The result is that `output.bam` is a *sorted* bam file, with an
accompanying index file `output.bam.bai`. An equivalent series of
shell commands is:

samtools view -h input1.sam > temp.sam
samtools view input2.sam >> temp.sam
samtools view input3.sam >> temp.sam
samtools view -ubS temp.sam > temp.bam
samtools sort temp.bam output
samtools index output.bam
rm temp.sam temp.bam

One could also implement it as a single pipeline, with no intermediate
files:

{
samtools view -h input1.sam
samtools view input2.sam
samtools view input3.sam
} | samtools view -ubS | samtools sort - output
samtools index output.bam

If you find yourself frequently writing code like the above while
manipulating sam and bam files, you might want to use mergesam
instead.

## Fully pipe compliant

Mergesam will happily read from standard input and write to standard
output. In fact, this is the default:

cat input.sam | mergesam.py > output.bam

You can also specify standard input and output explicitly:

cat input.sam | mergesam.py -o - - > output.bam

Unfortunately, when writing to standard output, it is impossible to
index the resulting file, since mergesam does not know where the
output file is (or even if one exists). So if you want indexing, use
the `-o` option with a filename, not a dash.

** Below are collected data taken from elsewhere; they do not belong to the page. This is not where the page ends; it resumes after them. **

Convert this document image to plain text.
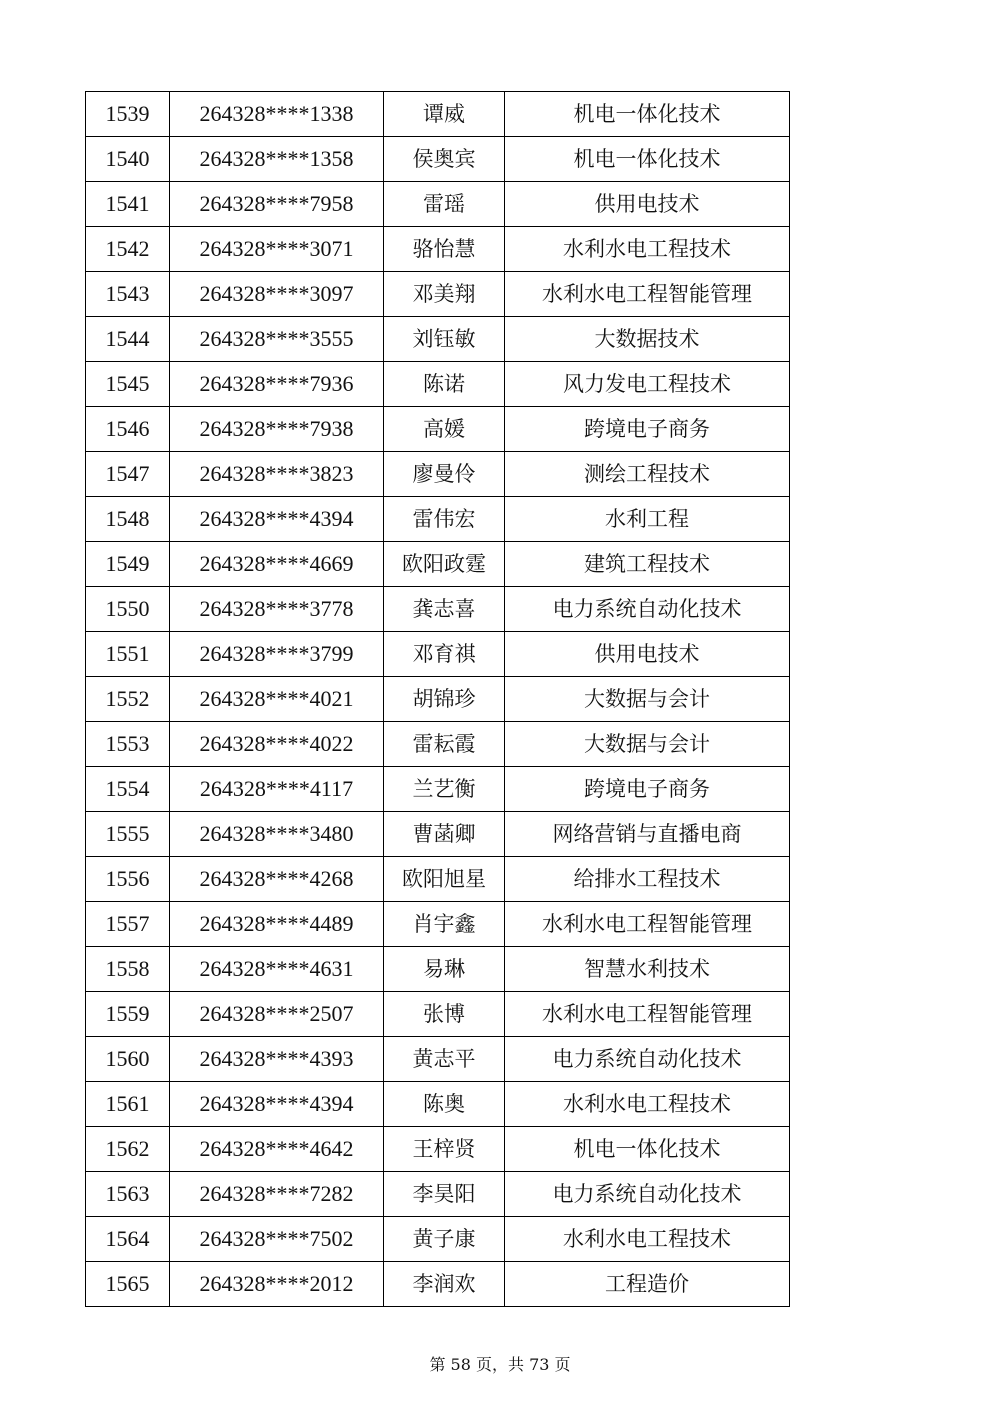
1539	264328****1338	谭威	机电一体化技术
1540	264328****1358	侯奥宾	机电一体化技术
1541	264328****7958	雷瑶	供用电技术
1542	264328****3071	骆怡慧	水利水电工程技术
1543	264328****3097	邓美翔	水利水电工程智能管理
1544	264328****3555	刘钰敏	大数据技术
1545	264328****7936	陈诺	风力发电工程技术
1546	264328****7938	高媛	跨境电子商务
1547	264328****3823	廖曼伶	测绘工程技术
1548	264328****4394	雷伟宏	水利工程
1549	264328****4669	欧阳政霆	建筑工程技术
1550	264328****3778	龚志喜	电力系统自动化技术
1551	264328****3799	邓育祺	供用电技术
1552	264328****4021	胡锦珍	大数据与会计
1553	264328****4022	雷耘霞	大数据与会计
1554	264328****4117	兰艺衡	跨境电子商务
1555	264328****3480	曹菡卿	网络营销与直播电商
1556	264328****4268	欧阳旭星	给排水工程技术
1557	264328****4489	肖宇鑫	水利水电工程智能管理
1558	264328****4631	易琳	智慧水利技术
1559	264328****2507	张博	水利水电工程智能管理
1560	264328****4393	黄志平	电力系统自动化技术
1561	264328****4394	陈奥	水利水电工程技术
1562	264328****4642	王梓贤	机电一体化技术
1563	264328****7282	李昊阳	电力系统自动化技术
1564	264328****7502	黄子康	水利水电工程技术
1565	264328****2012	李润欢	工程造价
第 58 页，共 73 页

By the way, mergesam will never send binary (bam) output directly to
your terminal unless you ask it to, using the `--force_bam_tty`
option. Binary data will only be sent to standard output if it has
been redirected or piped into another command, so don't worry about
clobbering your terminal by accident.

## Variations: unsorted, unindexed, uncompressed

Since you usually want your bam files to be sorted and indexed,
sorting and indexing are both enabled by default. If you don't want
either, you can use the `--nosort` or `--noindex` flags (Note that
using both is redundant, since sorting is a prerequisite for
indexing.) There is also the `--sortbyname` flag, which corrseponds to
`samtools sort -n` -- sorting by read name instead of reference
coordinate. Lastly, you can output uncompressed bam with the
`--uncompressed` option (but note that sorted bam output is always
compressed).

## Input format is detected automatically

If the input files are already bam files, the command is the same.
Input file types are automatically detected:

mergesam.py -o output.bam input1.bam input2.bam input3.bam

In fact, even if `input.bam` was actually a *sam* file, the above
command would still work. It looks at the contents of the file to
figure out what format it is. The one exception to this rule is that
*standard input is always sam format*, since one cannot detect the
format of an input stream without losing some of the input in the
process. If you need to pipe bam data into mergesam, you'll need to
pass it through `samtools view -h`.

bam_producer_command | samtools view -h | mergesam.py -o output.bam

## Specifying a reference

If the sam files have no headers, you'll need a reference:

mergesam.py -o output.bam input.bam -r reference.fa.fai

You can also supply the name of a fasta file, in which case the fasta
index will automatically be created and used.

mergesam.py -o output.bam input.bam -r reference.fa

If you don't have permission to create the index file in the same
directory as the fasta file, the index will be created in a temporary
directory and deleted when the program is finished.

## SAM output

To output sam instead of bam, just use the `--sam` flag:

mergesam.py --sam -o output.sam input.bam -r reference.fa

Note that sam output is neither sorted nor indexed. By default, the
sam output includes the header. To suppress it, use `--noheader`.